PORT CHARLOTTE — There is so much they talk, text and e-mail about, be it favorite television shows Curb Your Enthusiasm, The Office and Entourage, a new Pat Conroy book, old music, funny movies, their love of sushi and even, at times, a fine wine.
So when Rays executive vice president Andrew Friedman and manager Joe Maddon have to get down to the business of baseball, the sharing of ideas and information tends to come easily.
And as they enter their sixth season together — somehow, stunningly, among the four-longest tenured tandems in the game — it seems clear that the depth of their relationship is a key reason the Rays have reached the heights they have.
"It's probably the similarities we share in terms of being open-minded and our strong belief in communicating," Friedman said. "It's certainly evolved over the years to a point where it's as good of a working relationship both on and off the field you could ask for."
That's not always the case in baseball, nor in other sports, where the marriage between a general manager and a manager/coach can — in good times and bad — become adversarial, controversial or worse as they battle over credit and control, currying favor and covering their own behinds.
"It's got to be straight up," Maddon said. "He trusts me and I trust him, and there's nothing withheld either way. If I have to say something crappy, I do, and if he has to, he does, too. And there's a lot of respect about that, too. …
"As he'll say often times, our priorities are perfectly aligned right here, and the thing I like to say is that our intentions are perfectly pure. There are no hidden agendas. There are not.
"It's not about him. It's not about me. It's about the Rays, period."
They have their moments, of course, where one or the other gets animated, even irritated, but like any loving couple they claim they don't stay mad. Maddon may want to keep or cut a different player than Friedman, or Friedman may ask why Maddon did something — good or bad — in a game, but they insist any discourse is for the good of the cause.

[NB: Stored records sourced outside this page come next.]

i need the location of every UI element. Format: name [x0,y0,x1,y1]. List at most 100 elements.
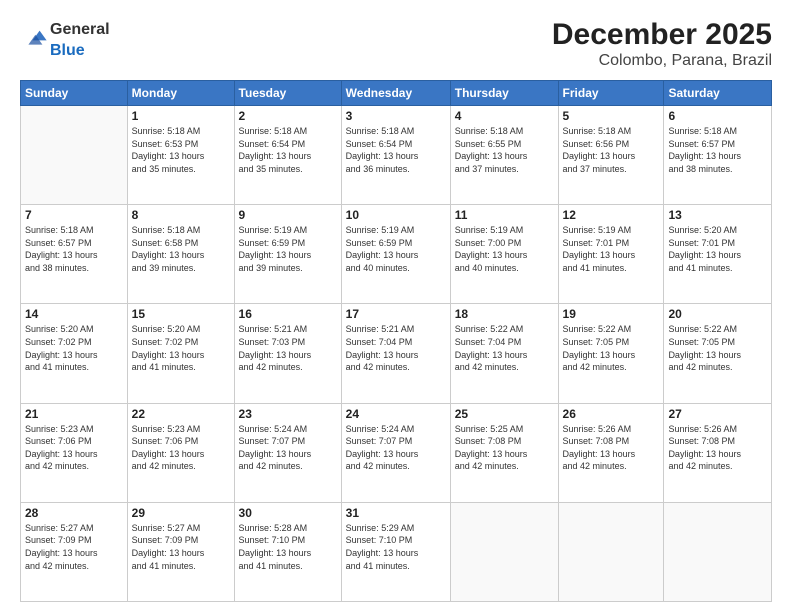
calendar-day-cell: 4Sunrise: 5:18 AMSunset: 6:55 PMDaylight… [450,106,558,205]
day-number: 27 [668,407,767,421]
day-info: Sunrise: 5:26 AMSunset: 7:08 PMDaylight:… [563,423,660,473]
calendar-day-cell: 30 Sunrise: 5:28 AMSunset: 7:10 PMDayligh… [234,502,341,601]
day-info: Sunrise: 5:26 AMSunset: 7:08 PMDaylight:… [668,423,767,473]
day-number: 1 [132,109,230,123]
day-number: 16 [239,307,337,321]
calendar-day-cell: 12 Sunrise: 5:19 AMSunset: 7:01 PMDayligh… [558,205,664,304]
calendar-day-cell [450,502,558,601]
calendar-day-cell: 26 Sunrise: 5:26 AMSunset: 7:08 PMDayligh… [558,403,664,502]
title-block: December 2025 Colombo, Parana, Brazil [552,18,772,70]
logo-blue-text: Blue [50,42,85,59]
day-number: 13 [668,208,767,222]
calendar-day-cell: 6Sunrise: 5:18 AMSunset: 6:57 PMDaylight… [664,106,772,205]
calendar-subtitle: Colombo, Parana, Brazil [552,52,772,70]
day-number: 14 [25,307,123,321]
calendar-day-cell [664,502,772,601]
day-number: 23 [239,407,337,421]
calendar-day-cell: 19 Sunrise: 5:22 AMSunset: 7:05 PMDayligh… [558,304,664,403]
day-number: 22 [132,407,230,421]
calendar-day-cell: 13 Sunrise: 5:20 AMSunset: 7:01 PMDayligh… [664,205,772,304]
day-info: Sunrise: 5:19 AMSunset: 6:59 PMDaylight:… [239,224,337,274]
day-number: 12 [563,208,660,222]
day-info: Sunrise: 5:22 AMSunset: 7:04 PMDaylight:… [455,323,554,373]
day-number: 7 [25,208,123,222]
days-of-week-row: SundayMondayTuesdayWednesdayThursdayFrid… [21,81,772,106]
day-number: 17 [346,307,446,321]
day-number: 9 [239,208,337,222]
day-number: 26 [563,407,660,421]
day-of-week-header: Monday [127,81,234,106]
day-info: Sunrise: 5:21 AMSunset: 7:03 PMDaylight:… [239,323,337,373]
day-of-week-header: Saturday [664,81,772,106]
day-number: 31 [346,506,446,520]
day-of-week-header: Wednesday [341,81,450,106]
day-number: 5 [563,109,660,123]
calendar-table: SundayMondayTuesdayWednesdayThursdayFrid… [20,80,772,602]
day-info: Sunrise: 5:22 AMSunset: 7:05 PMDaylight:… [563,323,660,373]
day-number: 20 [668,307,767,321]
day-number: 21 [25,407,123,421]
day-info: Sunrise: 5:27 AMSunset: 7:09 PMDaylight:… [25,522,123,572]
calendar-day-cell: 21 Sunrise: 5:23 AMSunset: 7:06 PMDayligh… [21,403,128,502]
calendar-day-cell: 5 Sunrise: 5:18 AMSunset: 6:56 PMDaylight… [558,106,664,205]
calendar-week-row: 21 Sunrise: 5:23 AMSunset: 7:06 PMDayligh… [21,403,772,502]
day-info: Sunrise: 5:21 AMSunset: 7:04 PMDaylight:… [346,323,446,373]
day-number: 15 [132,307,230,321]
calendar-day-cell: 15 Sunrise: 5:20 AMSunset: 7:02 PMDayligh… [127,304,234,403]
calendar-week-row: 1 Sunrise: 5:18 AMSunset: 6:53 PMDaylight… [21,106,772,205]
calendar-week-row: 14 Sunrise: 5:20 AMSunset: 7:02 PMDayligh… [21,304,772,403]
day-info: Sunrise: 5:23 AMSunset: 7:06 PMDaylight:… [25,423,123,473]
calendar-day-cell [21,106,128,205]
day-info: Sunrise: 5:18 AMSunset: 6:56 PMDaylight:… [563,125,660,175]
calendar-day-cell: 2 Sunrise: 5:18 AMSunset: 6:54 PMDaylight… [234,106,341,205]
calendar-day-cell: 27 Sunrise: 5:26 AMSunset: 7:08 PMDayligh… [664,403,772,502]
calendar-day-cell: 28Sunrise: 5:27 AMSunset: 7:09 PMDayligh… [21,502,128,601]
day-of-week-header: Sunday [21,81,128,106]
day-info: Sunrise: 5:20 AMSunset: 7:02 PMDaylight:… [132,323,230,373]
day-number: 19 [563,307,660,321]
calendar-day-cell: 29Sunrise: 5:27 AMSunset: 7:09 PMDayligh… [127,502,234,601]
day-info: Sunrise: 5:18 AMSunset: 6:55 PMDaylight:… [455,125,554,175]
day-info: Sunrise: 5:18 AMSunset: 6:53 PMDaylight:… [132,125,230,175]
calendar-day-cell: 14 Sunrise: 5:20 AMSunset: 7:02 PMDayligh… [21,304,128,403]
calendar-title: December 2025 [552,18,772,52]
calendar-day-cell: 8 Sunrise: 5:18 AMSunset: 6:58 PMDaylight… [127,205,234,304]
day-number: 8 [132,208,230,222]
day-number: 29 [132,506,230,520]
calendar-week-row: 28Sunrise: 5:27 AMSunset: 7:09 PMDayligh… [21,502,772,601]
day-info: Sunrise: 5:19 AMSunset: 7:01 PMDaylight:… [563,224,660,274]
day-info: Sunrise: 5:24 AMSunset: 7:07 PMDaylight:… [239,423,337,473]
calendar-body: 1 Sunrise: 5:18 AMSunset: 6:53 PMDaylight… [21,106,772,602]
day-of-week-header: Tuesday [234,81,341,106]
day-of-week-header: Friday [558,81,664,106]
day-info: Sunrise: 5:29 AMSunset: 7:10 PMDaylight:… [346,522,446,572]
day-info: Sunrise: 5:18 AMSunset: 6:57 PMDaylight:… [25,224,123,274]
day-info: Sunrise: 5:18 AMSunset: 6:58 PMDaylight:… [132,224,230,274]
calendar-day-cell: 20Sunrise: 5:22 AMSunset: 7:05 PMDayligh… [664,304,772,403]
day-number: 30 [239,506,337,520]
day-number: 3 [346,109,446,123]
calendar-day-cell: 24 Sunrise: 5:24 AMSunset: 7:07 PMDayligh… [341,403,450,502]
calendar-day-cell: 1 Sunrise: 5:18 AMSunset: 6:53 PMDaylight… [127,106,234,205]
calendar-day-cell: 10Sunrise: 5:19 AMSunset: 6:59 PMDayligh… [341,205,450,304]
day-info: Sunrise: 5:20 AMSunset: 7:02 PMDaylight:… [25,323,123,373]
logo-icon [20,25,48,53]
day-number: 24 [346,407,446,421]
calendar-header: SundayMondayTuesdayWednesdayThursdayFrid… [21,81,772,106]
day-info: Sunrise: 5:19 AMSunset: 6:59 PMDaylight:… [346,224,446,274]
calendar-week-row: 7 Sunrise: 5:18 AMSunset: 6:57 PMDaylight… [21,205,772,304]
logo-general-text: General [50,21,110,38]
logo: General Blue [20,18,110,60]
calendar-day-cell: 9 Sunrise: 5:19 AMSunset: 6:59 PMDaylight… [234,205,341,304]
day-of-week-header: Thursday [450,81,558,106]
calendar-day-cell: 18Sunrise: 5:22 AMSunset: 7:04 PMDayligh… [450,304,558,403]
calendar-day-cell: 23 Sunrise: 5:24 AMSunset: 7:07 PMDayligh… [234,403,341,502]
day-info: Sunrise: 5:18 AMSunset: 6:54 PMDaylight:… [239,125,337,175]
day-number: 2 [239,109,337,123]
day-info: Sunrise: 5:24 AMSunset: 7:07 PMDaylight:… [346,423,446,473]
day-number: 11 [455,208,554,222]
calendar-day-cell: 25Sunrise: 5:25 AMSunset: 7:08 PMDayligh… [450,403,558,502]
day-info: Sunrise: 5:28 AMSunset: 7:10 PMDaylight:… [239,522,337,572]
calendar-day-cell: 31 Sunrise: 5:29 AMSunset: 7:10 PMDayligh… [341,502,450,601]
day-info: Sunrise: 5:20 AMSunset: 7:01 PMDaylight:… [668,224,767,274]
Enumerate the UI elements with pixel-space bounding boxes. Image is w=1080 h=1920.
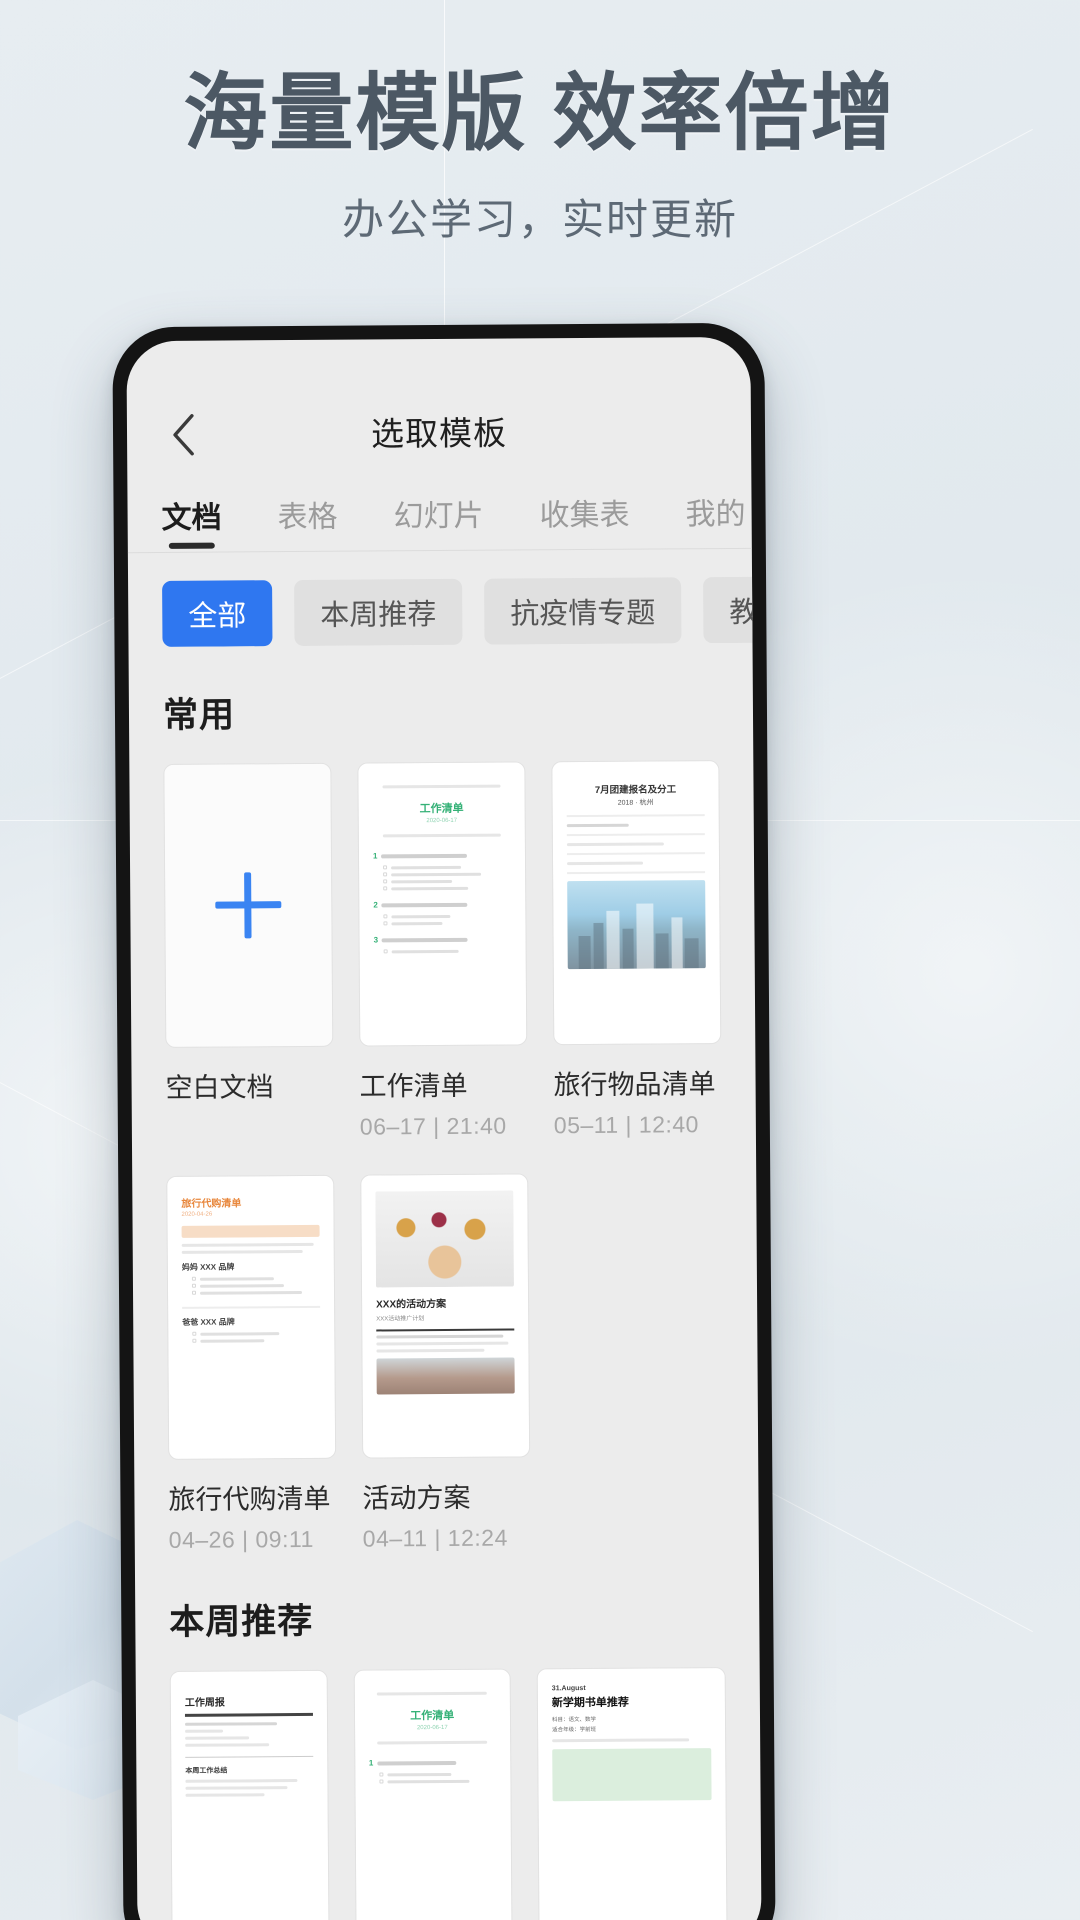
grid-row-spacer bbox=[166, 1138, 722, 1176]
activity-photo-secondary bbox=[376, 1357, 515, 1395]
booklist-highlight-block bbox=[552, 1748, 712, 1802]
template-thumbnail[interactable]: 31.August 新学期书单推荐 科目：语文、数学 适合年级：学前班 bbox=[536, 1667, 728, 1920]
activity-preview: XXX的活动方案 XXX活动推广计划 bbox=[361, 1174, 530, 1458]
template-thumbnail[interactable]: 工作清单 2020-06-17 1 2 3 bbox=[357, 761, 528, 1047]
template-grid-weekly: 工作周报 本周工作总结 工作周报 bbox=[169, 1667, 728, 1920]
template-card-activity-plan[interactable]: XXX的活动方案 XXX活动推广计划 活动方案 04–11 | 12:24 bbox=[360, 1173, 531, 1552]
booklist-preview: 31.August 新学期书单推荐 科目：语文、数学 适合年级：学前班 bbox=[537, 1668, 727, 1920]
template-card-date: 06–17 | 21:40 bbox=[359, 1112, 507, 1140]
thumb-booklist-date: 31.August bbox=[551, 1685, 586, 1693]
travel-photo bbox=[567, 880, 706, 970]
template-thumbnail[interactable]: 工作清单 2020-06-17 1 bbox=[353, 1668, 513, 1920]
thumb-travel-title: 7月团建报名及分工 bbox=[594, 784, 677, 796]
thumb-travel-subtitle: 2018 · 杭州 bbox=[617, 799, 654, 807]
template-thumbnail[interactable]: 工作周报 本周工作总结 bbox=[169, 1669, 330, 1920]
chip-education[interactable]: 教育 bbox=[703, 576, 753, 644]
promo-title: 海量模版 效率倍增 bbox=[183, 66, 897, 160]
template-card-weekly-report[interactable]: 工作周报 本周工作总结 工作周报 bbox=[169, 1669, 330, 1920]
blank-doc-preview bbox=[164, 763, 333, 1047]
thumb-booklist-meta-1: 科目：语文、数学 bbox=[551, 1716, 597, 1724]
template-card-title: 旅行代购清单 bbox=[168, 1483, 331, 1515]
tab-spreadsheets[interactable]: 表格 bbox=[277, 492, 338, 552]
template-card-travel-items[interactable]: 7月团建报名及分工 2018 · 杭州 旅行物品清单 05–11 | 12:40 bbox=[551, 760, 722, 1139]
template-card-date: 04–11 | 12:24 bbox=[362, 1524, 508, 1552]
template-grid-frequent: 空白文档 工作清单 2020-06-17 1 2 3 工作清单 06–17 | … bbox=[163, 760, 722, 1142]
chip-weekly-picks[interactable]: 本周推荐 bbox=[294, 578, 463, 647]
template-thumbnail[interactable]: XXX的活动方案 XXX活动推广计划 bbox=[360, 1173, 531, 1459]
thumb-activity-title: XXX的活动方案 bbox=[376, 1298, 447, 1311]
thumb-shopping-title: 旅行代购清单 bbox=[181, 1198, 242, 1210]
shopping-preview: 旅行代购清单 2020-04-26 妈妈 XXX 品牌 爸爸 XXX 品牌 bbox=[167, 1175, 336, 1459]
thumb-checklist-title: 工作清单 bbox=[410, 1709, 455, 1723]
chevron-left-icon bbox=[170, 413, 196, 457]
tab-documents[interactable]: 文档 bbox=[161, 493, 222, 553]
template-card-title: 活动方案 bbox=[362, 1482, 471, 1514]
template-thumbnail[interactable]: 旅行代购清单 2020-04-26 妈妈 XXX 品牌 爸爸 XXX 品牌 bbox=[166, 1174, 337, 1460]
filter-chip-row[interactable]: 全部 本周推荐 抗疫情专题 教育 bbox=[128, 549, 753, 647]
template-thumbnail[interactable] bbox=[163, 762, 334, 1048]
checklist-preview: 工作清单 2020-06-17 1 2 3 bbox=[358, 762, 527, 1046]
app-navbar: 选取模板 bbox=[126, 337, 751, 479]
thumb-report-head: 本周工作总结 bbox=[185, 1767, 228, 1775]
template-card-title: 空白文档 bbox=[165, 1072, 274, 1103]
tab-slides[interactable]: 幻灯片 bbox=[393, 491, 483, 552]
template-card-title: 旅行物品清单 bbox=[553, 1069, 716, 1101]
app-screen: 选取模板 文档 表格 幻灯片 收集表 我的 全部 本周推荐 抗疫情专题 教育 常… bbox=[126, 336, 762, 1920]
tab-forms[interactable]: 收集表 bbox=[539, 490, 629, 551]
activity-photo bbox=[375, 1190, 514, 1288]
thumb-checklist-title: 工作清单 bbox=[419, 802, 464, 816]
chip-all[interactable]: 全部 bbox=[162, 580, 273, 647]
thumb-checklist-subtitle: 2020-06-17 bbox=[426, 817, 458, 825]
thumb-checklist-subtitle: 2020-06-17 bbox=[416, 1724, 448, 1732]
category-tabs: 文档 表格 幻灯片 收集表 我的 bbox=[127, 475, 752, 554]
template-grid-frequent-row2: 旅行代购清单 2020-04-26 妈妈 XXX 品牌 爸爸 XXX 品牌 旅行… bbox=[166, 1172, 725, 1554]
thumb-shopping-subtitle: 2020-04-26 bbox=[181, 1211, 213, 1218]
template-card-date: 05–11 | 12:40 bbox=[553, 1111, 700, 1139]
tab-mine[interactable]: 我的 bbox=[685, 489, 745, 549]
grid-empty-cell bbox=[554, 1172, 725, 1551]
phone-mockup: 选取模板 文档 表格 幻灯片 收集表 我的 全部 本周推荐 抗疫情专题 教育 常… bbox=[112, 322, 776, 1920]
template-card-work-checklist[interactable]: 工作清单 2020-06-17 1 2 3 工作清单 06–17 | 21:40 bbox=[357, 761, 528, 1140]
thumb-booklist-meta-2: 适合年级：学前班 bbox=[552, 1726, 597, 1734]
template-card-date: 04–26 | 09:11 bbox=[168, 1525, 314, 1553]
checklist-preview: 工作清单 2020-06-17 1 bbox=[354, 1669, 512, 1920]
thumb-shopping-head-2: 爸爸 XXX 品牌 bbox=[182, 1317, 235, 1327]
template-card-title: 工作清单 bbox=[359, 1070, 468, 1102]
plus-icon bbox=[215, 872, 281, 938]
thumb-shopping-head-1: 妈妈 XXX 品牌 bbox=[181, 1262, 235, 1272]
template-card-work-checklist-weekly[interactable]: 工作清单 2020-06-17 1 工作清单 bbox=[353, 1668, 513, 1920]
chip-epidemic-topic[interactable]: 抗疫情专题 bbox=[484, 577, 682, 645]
section-title-frequent: 常用 bbox=[162, 695, 236, 735]
thumb-booklist-title: 新学期书单推荐 bbox=[551, 1696, 629, 1710]
thumb-report-title: 工作周报 bbox=[184, 1697, 225, 1709]
page-title: 选取模板 bbox=[370, 414, 508, 453]
section-title-weekly: 本周推荐 bbox=[169, 1601, 314, 1642]
thumb-activity-subtitle: XXX活动推广计划 bbox=[376, 1316, 425, 1323]
template-content: 常用 空白文档 工作清单 2020-06-17 1 2 3 工作清单 06–17… bbox=[129, 683, 762, 1920]
promo-subtitle: 办公学习，实时更新 bbox=[341, 196, 738, 244]
promo-header: 海量模版 效率倍增 办公学习，实时更新 bbox=[0, 0, 1080, 247]
template-card-blank-doc[interactable]: 空白文档 bbox=[163, 762, 334, 1142]
report-preview: 工作周报 本周工作总结 bbox=[170, 1670, 329, 1920]
template-card-travel-shopping[interactable]: 旅行代购清单 2020-04-26 妈妈 XXX 品牌 爸爸 XXX 品牌 旅行… bbox=[166, 1174, 337, 1554]
travel-preview: 7月团建报名及分工 2018 · 杭州 bbox=[552, 761, 721, 1045]
template-thumbnail[interactable]: 7月团建报名及分工 2018 · 杭州 bbox=[551, 760, 722, 1046]
template-card-booklist[interactable]: 31.August 新学期书单推荐 科目：语文、数学 适合年级：学前班 新学期书… bbox=[536, 1667, 728, 1920]
back-button[interactable] bbox=[155, 407, 211, 463]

"We share a very common philosophy on how to achieve success in this division, and when we disagree, it's always a very productive debate," Friedman said. "Not once have we walked out of a room still (ticked off) because I think both of us appreciate that we both have the purest of intentions with how to sustain the success that we've built up, and that every suggestion, idea and thought has to do with that.''
And they have their fun, including an ongoing thread from the clubhouse that they look more like father/son, what with Maddon's gray hair and the 5-foot-9 Friedman's even more youthful looks, that they put their own twist on.
"I often make the joke that I'm the father figure in the relationship," Friedman said. "I would say, and I'm saying this as much of a compliment as I can, that he's by far the most immature 57-year-old I've every met."
"I take that as the highest praise anyone could give me," Maddon said. "It's always nice to have Dad around to keep you on the straight and narrow. He dresses older than I do, he has much older hair. He's got to be the oldest 34-year-old there is."
They certainly wouldn't seem like a match: Maddon the baseball lifer who coated his hard-scrabble Hazleton, Pa., background with California cool, and Friedman the Wall Street whiz kid who hadn't worked in the game until coming to the Rays two years ahead of Stuart Sternberg's takeover.
"They do seem like an odd couple," third baseman Evan Longoria said. "It's funny to see them interact sometimes."
"Like mixing two entirely different worlds together," starter James Shields said.
They impressed each other when they met for Maddon's first interview in late 2005, and Sternberg liked their differences as much as the similarities and how he thought they'd mesh. Enough that he was willing to risk pairing a first-time manager with a first-time GM under a new owner, a formula that hadn't worked before — see Larry Rothschild, Chuck LaMar and Vince Naimoli.
"They each bring to the table precisely what you'd want in both of the positions, and they complement each other very well," Sternberg said, admitting he watched closely the first year for signs of acrimony. "They probably didn't realize it at first, but they did afterward, how Joe is able to do things that are not Andrew's best skills necessarily, and how Andrew does many, many things that Joe is open to."
Team president Matt Silverman said it's obvious to him how they've grown — and grown together.
"One of the keys is intellectual curiosity and their openness to ideas," Silverman said. "They're both very good communicators with each other and with others, and they're aggregators of ideas — they don't impose their thinking first. And I think that's allowed them to work well together and with everyone in the organization."
That includes the players, as both Friedman and Maddon not only make themselves accessible but make an effort to fit in with them. Which is why J.P. Howell can poke fun at the color of Maddon's hair, and David Price can openly joke about Friedman wearing lifts in his shoes and being the most help if he needs something off the bottom shelf.
Maddon raves about Friedman's intellect, his ability to incorporate statistical analysis and break down the game, and his innate sense of knowing when to, and when not to, challenge him. Friedman, in turn, lauds Maddon's always-on optimism, empathetic nature and great motivational skills. Both have mutual respect, an acknowledgement of the other's strengths, broad interests and extensive vocabularies that they'll use to challenge each other.
"It couldn't be," Maddon said, "more perfect."